Bear in mind there isn't a disease known that somebody hasn't recovered from. I have colleagues who have managed to turn various confirmed diseases into a 'wrong diagnosis', yet no medic has ever asked to learn how this has been done, which is quite sad really. You'd have thought your doctors would want to know if there is anything they could learn from your case about helping other PF sufferers, but ten quid says they don't.
But very well done!
Hi kvdp
Please read my posts again. I haven't 'recovered' from anything. I still have the same symptoms; in fact other factors now all tie in too but I won't bore anyone by listing them. Basically all that has changed is the name the doctors give my condition. My point has been all along that it's lucky that I didn't get totally depressed by the first diagnosis. Nothing in my case could in any way help other PF sufferers. And I have never considered myself to be a 'sufferer' anyway. I do not buy into the idea of 'suffering from a condition'. I am not a victim but a perfect child of God.
xxx
Hi, I don't subscribe to the labels either, far be it from me to land you with one! My view is that there are no diseases, our symptoms arise largely from healing processes, the medical classification of disease does not follow a rational system and usually fails to help. Diagnosis is itself a hugely unreliable process, it leaves people high and dry as often as it actually helps. Medication causes more problems in the long run because you can't poison your body back to health.
So your symptoms are unchanged, yes, and my point is that you have defied the original prognosis having refused the recommended treatment, and a game of semantics is supposed to explain it. This speaks volumes to me, sorry if I have caused offence.

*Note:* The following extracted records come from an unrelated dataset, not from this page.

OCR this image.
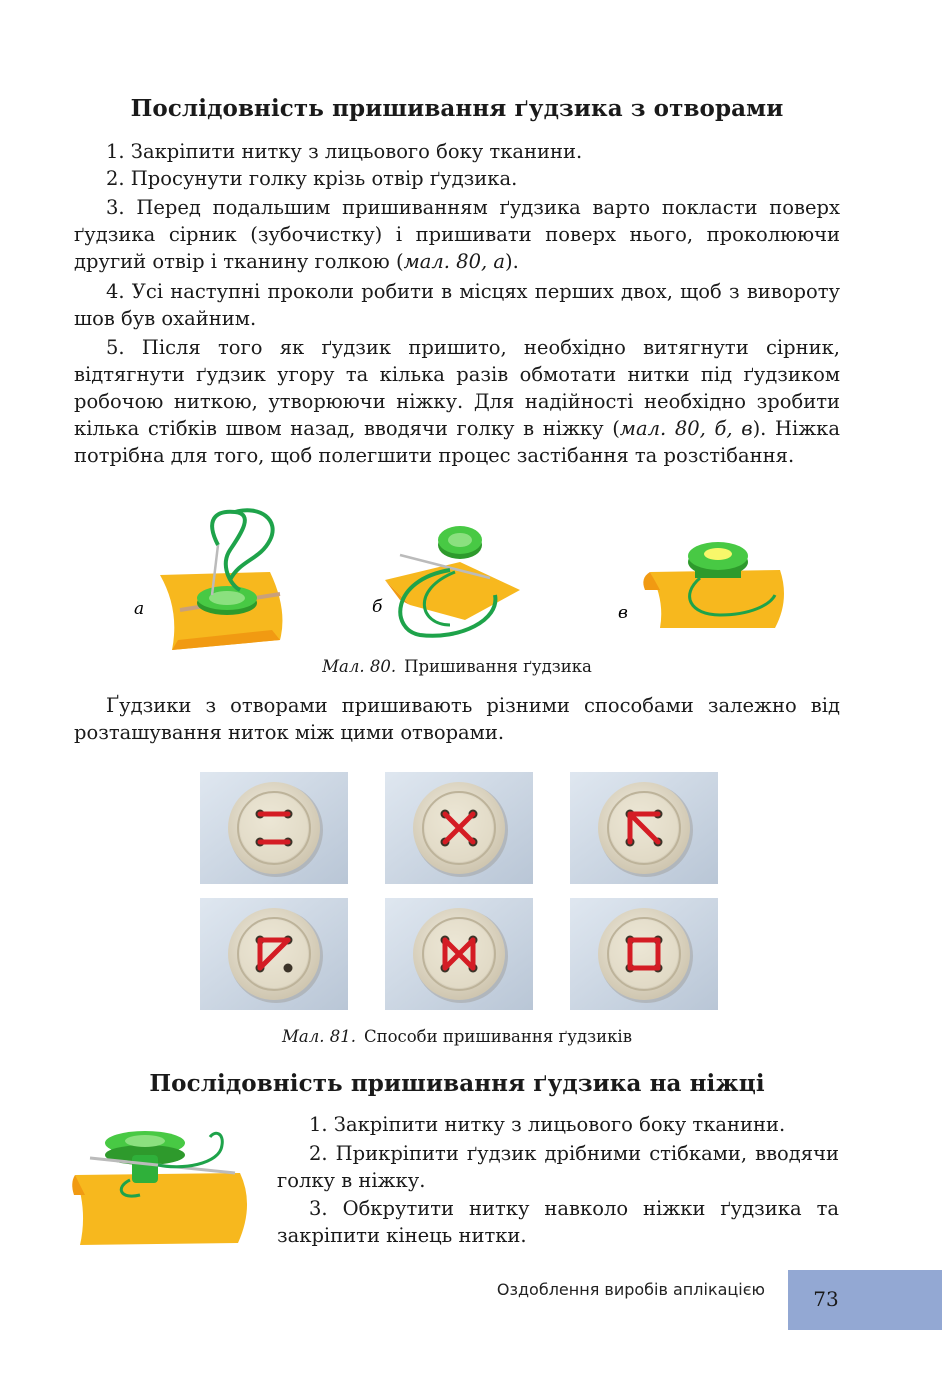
Послідовність пришивання ґудзика з отворами

1. Закріпити нитку з лицьового боку тканини.

2. Просунути голку крізь отвір ґудзика.

3. Перед подальшим пришиванням ґудзика варто покласти поверх ґудзика сірник (зубочистку) і пришивати поверх нього, проколюючи другий отвір і тканину голкою (мал. 80, а).

4. Усі наступні проколи робити в місцях перших двох, щоб з вивороту шов був охайним.

5. Після того як ґудзик пришито, необхідно витягнути сірник, відтягнути ґудзик угору та кілька разів обмотати нитки під ґудзиком робочою ниткою, утворюючи ніжку. Для надійності необхідно зробити кілька стібків швом назад, вводячи голку в ніжку (мал. 80, б, в). Ніжка потрібна для того, щоб полегшити процес застібання та розстібання.

а	б	в
Мал. 80. Пришивання ґудзика

Ґудзики з отворами пришивають різними способами залежно від розташування ниток між цими отворами.

Мал. 81. Способи пришивання ґудзиків
Послідовність пришивання ґудзика на ніжці

1. Закріпити нитку з лицьового боку тканини.

2. Прикріпити ґудзик дрібними стібками, вводячи голку в ніжку.

3. Обкрутити нитку навколо ніжки ґудзика та закріпити кінець нитки.

Оздоблення виробів аплікацією	73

No offence at all, kvdp, I just wasn't sure that you had got the gist of what I was posting.
xxx
Sunanda, I think what we're all saying is that we're glad you'll be with us for some time to come 🙂
Fx
Wow Sunanda. It's a good job that you are such a forward-thinking positive person. If that diagnosis had happened to someone with different beliefs and a different outlook, the outcome may have been different.
Yep, that's what I was thinking Suzanne. But then, to my way of thinking, everything happens for a reason.
Fiona, that's a really nice thing to say. Thank you.